O interverremo su ognuna di queste criticità, oppure nel medio periodo non disporremo più di quel potenziale materiale e professionale che ci permetterà di contribuire al rilancio sociale del Paese.

La Farmacia dei Servizi sarà certamente una delle principali risposte anche a questo problema. E lo sarà perlomeno su due dimensioni: più competenze professionali, generazione di risorse in grado di ripensare il livello dei compensi.

Nel frattempo però possiamo riflettere su componenti extra-salariali, pensando soprattutto a meccanismi di welfare aziendale che migliorino il livello di attrattività del lavoro dipendente in Farmacia. E ciò può essere ancor più vero per determinate categorie di professionisti che oggi necessitano di maggior sostegno, come ad esempio i genitori di figli piccoli, oppure i neolaureati, fino ad arrivare ai laureandi per i quali si può immaginare un sostegno allo studio in cambio di contratti di assunzione successivi.
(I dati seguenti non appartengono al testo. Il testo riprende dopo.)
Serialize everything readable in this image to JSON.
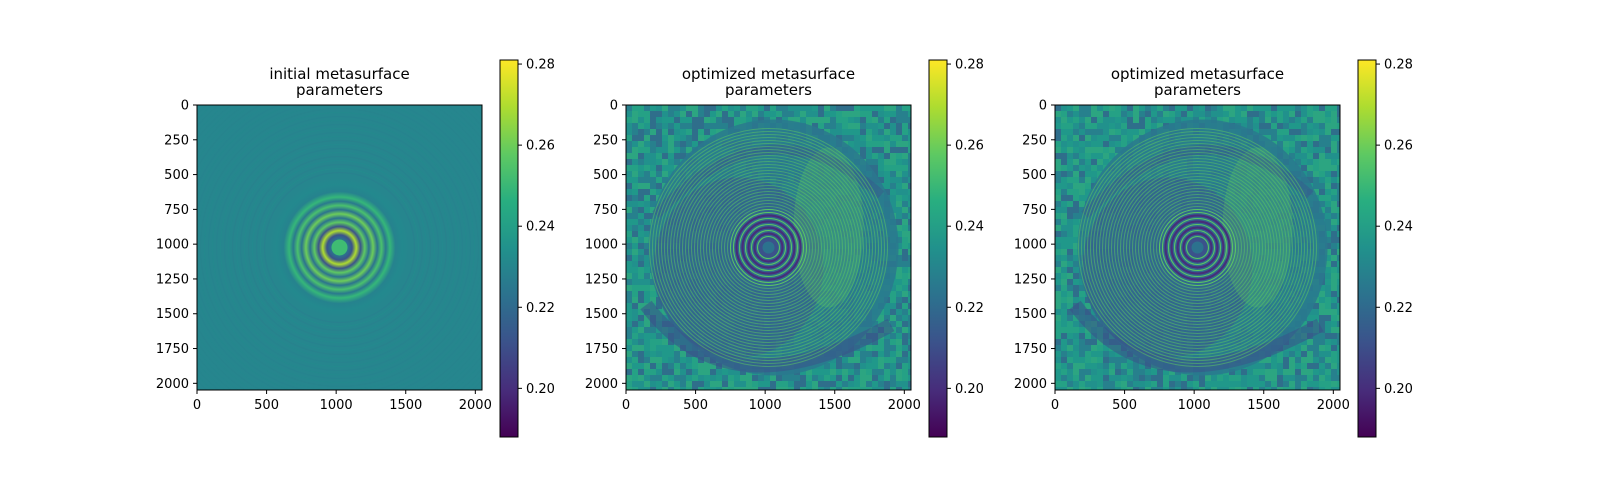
{
  "chart_data": [
    {
      "type": "heatmap",
      "title_lines": [
        "initial metasurface",
        "parameters"
      ],
      "x_ticks": [
        0,
        500,
        1000,
        1500,
        2000
      ],
      "y_ticks": [
        0,
        250,
        500,
        750,
        1000,
        1250,
        1500,
        1750,
        2000
      ],
      "xlim": [
        0,
        2048
      ],
      "ylim": [
        2048,
        0
      ],
      "colormap": "viridis",
      "colorbar": {
        "range": [
          0.188,
          0.281
        ],
        "ticks": [
          0.2,
          0.22,
          0.24,
          0.26,
          0.28
        ],
        "tick_labels": [
          "0.20",
          "0.22",
          "0.24",
          "0.26",
          "0.28"
        ]
      },
      "pattern": "initial"
    },
    {
      "type": "heatmap",
      "title_lines": [
        "optimized metasurface",
        "parameters"
      ],
      "x_ticks": [
        0,
        500,
        1000,
        1500,
        2000
      ],
      "y_ticks": [
        0,
        250,
        500,
        750,
        1000,
        1250,
        1500,
        1750,
        2000
      ],
      "xlim": [
        0,
        2048
      ],
      "ylim": [
        2048,
        0
      ],
      "colormap": "viridis",
      "colorbar": {
        "range": [
          0.188,
          0.281
        ],
        "ticks": [
          0.2,
          0.22,
          0.24,
          0.26,
          0.28
        ],
        "tick_labels": [
          "0.20",
          "0.22",
          "0.24",
          "0.26",
          "0.28"
        ]
      },
      "pattern": "optimized"
    },
    {
      "type": "heatmap",
      "title_lines": [
        "optimized metasurface",
        "parameters"
      ],
      "x_ticks": [
        0,
        500,
        1000,
        1500,
        2000
      ],
      "y_ticks": [
        0,
        250,
        500,
        750,
        1000,
        1250,
        1500,
        1750,
        2000
      ],
      "xlim": [
        0,
        2048
      ],
      "ylim": [
        2048,
        0
      ],
      "colormap": "viridis",
      "colorbar": {
        "range": [
          0.188,
          0.281
        ],
        "ticks": [
          0.2,
          0.22,
          0.24,
          0.26,
          0.28
        ],
        "tick_labels": [
          "0.20",
          "0.22",
          "0.24",
          "0.26",
          "0.28"
        ]
      },
      "pattern": "optimized"
    }
  ]
}
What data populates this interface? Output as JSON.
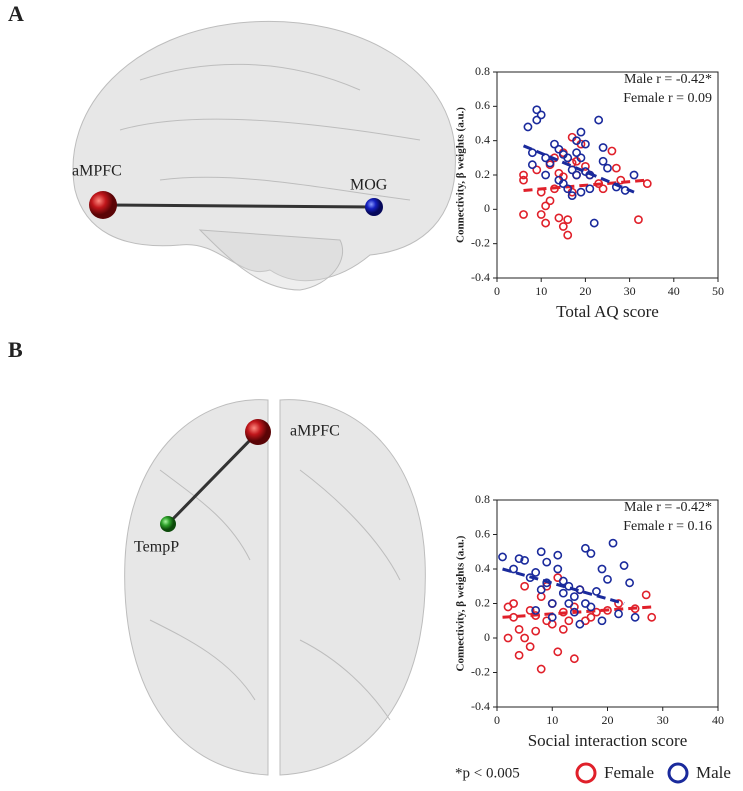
{
  "figure": {
    "panel_labels": [
      "A",
      "B"
    ],
    "nodes_a": [
      "aMPFC",
      "MOG"
    ],
    "nodes_b": [
      "aMPFC",
      "TempP"
    ],
    "note": "*p < 0.005"
  },
  "chart_data": [
    {
      "type": "scatter",
      "xlabel": "Total AQ score",
      "ylabel": "Connectivity, β weights (a.u.)",
      "annotations": [
        "Male r = -0.42*",
        "Female r =  0.09"
      ],
      "xlim": [
        0,
        50
      ],
      "xticks": [
        0,
        10,
        20,
        30,
        40,
        50
      ],
      "ylim": [
        -0.4,
        0.8
      ],
      "yticks": [
        -0.4,
        -0.2,
        0,
        0.2,
        0.4,
        0.6,
        0.8
      ],
      "series": [
        {
          "name": "Female",
          "color": "#e0202a",
          "x": [
            6,
            6,
            6,
            9,
            10,
            10,
            11,
            11,
            12,
            12,
            13,
            13,
            14,
            14,
            15,
            15,
            15,
            16,
            16,
            17,
            17,
            17,
            18,
            18,
            19,
            20,
            21,
            23,
            24,
            26,
            27,
            28,
            32,
            34
          ],
          "values": [
            0.2,
            0.17,
            -0.03,
            0.23,
            0.1,
            -0.03,
            0.02,
            -0.08,
            0.05,
            0.26,
            0.12,
            0.3,
            0.21,
            -0.05,
            0.33,
            0.19,
            -0.1,
            -0.06,
            -0.15,
            0.27,
            0.1,
            0.42,
            0.28,
            0.2,
            0.38,
            0.25,
            0.2,
            0.15,
            0.12,
            0.34,
            0.24,
            0.17,
            -0.06,
            0.15
          ],
          "trend_x": [
            6,
            34
          ],
          "trend_y": [
            0.11,
            0.17
          ]
        },
        {
          "name": "Male",
          "color": "#1a2a9c",
          "x": [
            7,
            8,
            8,
            9,
            9,
            10,
            11,
            11,
            12,
            13,
            14,
            14,
            15,
            15,
            16,
            16,
            17,
            17,
            18,
            18,
            18,
            19,
            19,
            19,
            20,
            20,
            21,
            21,
            22,
            23,
            24,
            24,
            25,
            27,
            29,
            31
          ],
          "values": [
            0.48,
            0.33,
            0.26,
            0.58,
            0.52,
            0.55,
            0.3,
            0.2,
            0.27,
            0.38,
            0.35,
            0.17,
            0.32,
            0.15,
            0.12,
            0.3,
            0.08,
            0.23,
            0.4,
            0.33,
            0.2,
            0.45,
            0.3,
            0.1,
            0.38,
            0.22,
            0.12,
            0.2,
            -0.08,
            0.52,
            0.36,
            0.28,
            0.24,
            0.13,
            0.11,
            0.2
          ],
          "trend_x": [
            6,
            31
          ],
          "trend_y": [
            0.37,
            0.1
          ]
        }
      ]
    },
    {
      "type": "scatter",
      "xlabel": "Social interaction score",
      "ylabel": "Connectivity, β weights (a.u.)",
      "annotations": [
        "Male r = -0.42*",
        "Female r =  0.16"
      ],
      "xlim": [
        0,
        40
      ],
      "xticks": [
        0,
        10,
        20,
        30,
        40
      ],
      "ylim": [
        -0.4,
        0.8
      ],
      "yticks": [
        -0.4,
        -0.2,
        0,
        0.2,
        0.4,
        0.6,
        0.8
      ],
      "series": [
        {
          "name": "Female",
          "color": "#e0202a",
          "x": [
            2,
            2,
            3,
            3,
            4,
            4,
            5,
            5,
            6,
            6,
            7,
            7,
            8,
            8,
            9,
            9,
            10,
            10,
            11,
            11,
            12,
            12,
            13,
            14,
            14,
            15,
            16,
            17,
            18,
            20,
            22,
            25,
            27,
            28
          ],
          "values": [
            0,
            0.18,
            0.12,
            0.2,
            -0.1,
            0.05,
            0.3,
            0,
            0.16,
            -0.05,
            0.13,
            0.04,
            -0.18,
            0.24,
            0.1,
            0.3,
            0.08,
            0.2,
            0.35,
            -0.08,
            0.15,
            0.05,
            0.1,
            -0.12,
            0.18,
            0.28,
            0.1,
            0.12,
            0.15,
            0.16,
            0.2,
            0.17,
            0.25,
            0.12
          ],
          "trend_x": [
            1,
            28
          ],
          "trend_y": [
            0.12,
            0.18
          ]
        },
        {
          "name": "Male",
          "color": "#1a2a9c",
          "x": [
            1,
            3,
            4,
            5,
            6,
            7,
            7,
            8,
            8,
            9,
            9,
            10,
            10,
            11,
            11,
            12,
            12,
            13,
            13,
            14,
            14,
            15,
            15,
            16,
            16,
            17,
            17,
            18,
            19,
            19,
            20,
            21,
            22,
            23,
            24,
            25
          ],
          "values": [
            0.47,
            0.4,
            0.46,
            0.45,
            0.35,
            0.38,
            0.16,
            0.5,
            0.28,
            0.44,
            0.32,
            0.2,
            0.12,
            0.48,
            0.4,
            0.33,
            0.26,
            0.2,
            0.3,
            0.15,
            0.24,
            0.28,
            0.08,
            0.52,
            0.2,
            0.49,
            0.18,
            0.27,
            0.1,
            0.4,
            0.34,
            0.55,
            0.14,
            0.42,
            0.32,
            0.12
          ],
          "trend_x": [
            1,
            23
          ],
          "trend_y": [
            0.4,
            0.2
          ]
        }
      ]
    }
  ]
}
Le componenti più deboli e indebolite della nostra società hanno bisogno di una farmacia forte, così come ne ha bisogno il Sistema Sanitario Nazionale che oggi, più che in passato, è davvero impegnato in un ripensamento della propria struttura per rispondere ad una società mutata.

E come sempre, come è accaduto nel recente passato a proposito dei Servizi e della Nuova Remunerazione, spetta a noi Farmacie Comunali dimostrare di avere potenziale e idee per questo ulteriore salto di qualità.